# Vertical circle-direction of a force?

1. Dec 4, 2008

### lu6cifer

Vertical circle--direction of a force?

Vertical circle--direction of a force?
An amusement park ride consists of a car moving in a vertical circle on the end of a rigid boom of negligible mass. The combined weight of the car and riders is 4.5 kN, and the circle's radius is 12 m.

(a) At the top of the circle, what are the magnitude Fb and direction (up or down) of the force on the car from the boom if the car's speed is v = 5.0 m/s?

(b) At the top of the circle, what are the magnitude Fb and direction (up or down) of the force on the car from the boom if the car's speed is v = 15 m/s?

I have the work and the answers, so I know how this works mathematically. For a, the normal force is positive, so the direction of force is up. But, for b, the normal force is negative, so the direction of force is down. However, since they're at the top for both scenarios, shouldn't there only be one direction of force anyway?

[Note: direction of motion is positive, W = weight, N = normal force]
For a:
W - N = mv2 / r
(v = 5 m/s)
N = 3.59kN

For b:
W - N = mv2 / r
(v = 15 m/s)
N = -4.11kN

2. Dec 4, 2008

### rl.bhat

Re: Vertical circle--direction of a force?

When the car is moving in the vertical circle, centrifugal force acts on it which is away from the centre. When the weight is more than this force, the net force is in the down ward direction.

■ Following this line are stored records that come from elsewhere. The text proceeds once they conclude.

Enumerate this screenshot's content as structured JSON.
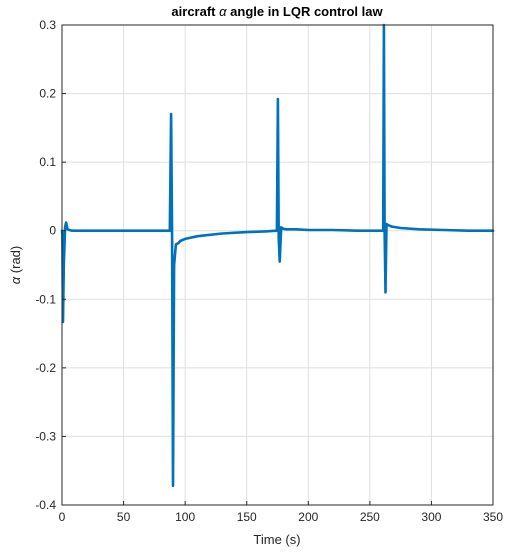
{
  "chart_data": {
    "type": "line",
    "title_parts": [
      "aircraft ",
      "α",
      " angle in LQR control law"
    ],
    "xlabel": "Time (s)",
    "ylabel_parts": [
      "α",
      " (rad)"
    ],
    "xlim": [
      0,
      350
    ],
    "ylim": [
      -0.4,
      0.3
    ],
    "xticks": [
      "0",
      "50",
      "100",
      "150",
      "200",
      "250",
      "300",
      "350"
    ],
    "yticks": [
      "-0.4",
      "-0.3",
      "-0.2",
      "-0.1",
      "0",
      "0.1",
      "0.2",
      "0.3"
    ],
    "grid": true,
    "series": [
      {
        "color": "#0072BD",
        "x": [
          0,
          0.3,
          0.8,
          1.5,
          2.5,
          3.3,
          4.5,
          6,
          8,
          10,
          20,
          40,
          60,
          87.5,
          88.6,
          89.4,
          90.1,
          91.0,
          92.5,
          94.5,
          96,
          100,
          110,
          130,
          150,
          165,
          174.5,
          175.3,
          176.0,
          176.8,
          178.0,
          179.5,
          182,
          190,
          200,
          220,
          240,
          260.8,
          261.4,
          262.0,
          262.7,
          263.5,
          265,
          268,
          275,
          290,
          310,
          330,
          350
        ],
        "y": [
          0,
          -0.005,
          -0.133,
          -0.05,
          0.005,
          0.012,
          0.002,
          0.001,
          0,
          0,
          0,
          0,
          0,
          0,
          0.17,
          -0.01,
          -0.372,
          -0.05,
          -0.02,
          -0.018,
          -0.015,
          -0.012,
          -0.008,
          -0.004,
          -0.002,
          -0.001,
          0,
          0.192,
          -0.01,
          -0.045,
          0.005,
          0.003,
          0.002,
          0.002,
          0.001,
          0.001,
          0,
          0,
          0.3,
          0,
          -0.09,
          0.01,
          0.008,
          0.006,
          0.004,
          0.002,
          0.001,
          0,
          0
        ]
      }
    ]
  }
}
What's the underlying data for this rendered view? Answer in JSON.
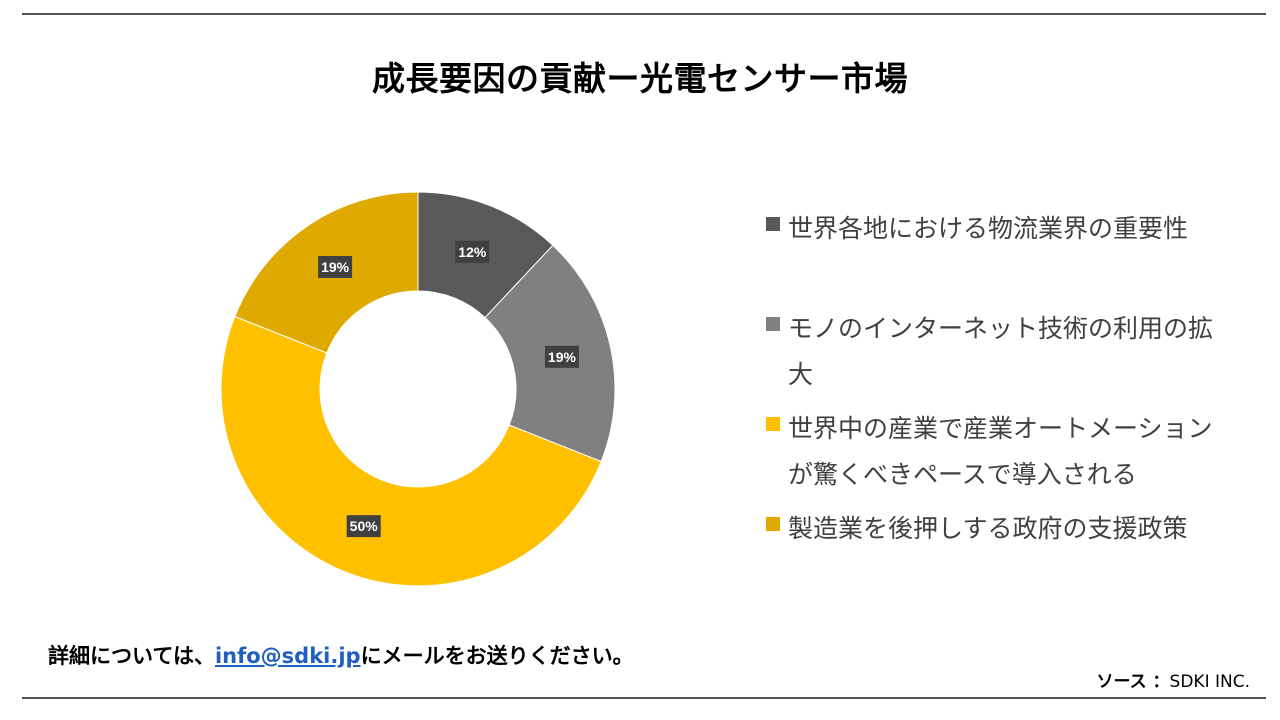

Other wise it is upwards.

3. Dec 4, 2008

### lu6cifer

Re: Vertical circle--direction of a force?

So, when the centripetal force, ie, the mv2/r part of the equation is less than W, that means that the normal force is directed upwards, and if it's more than W, the normal force is directed downwards?

And, what would an upward normal force mean as opposed to a downward one if this situation were in real life?

4. Dec 4, 2008

### rl.bhat

Re: Vertical circle--direction of a force?

In the real life, a person sitting in the car will be thrown to the roof of the car if the normal force is upwards.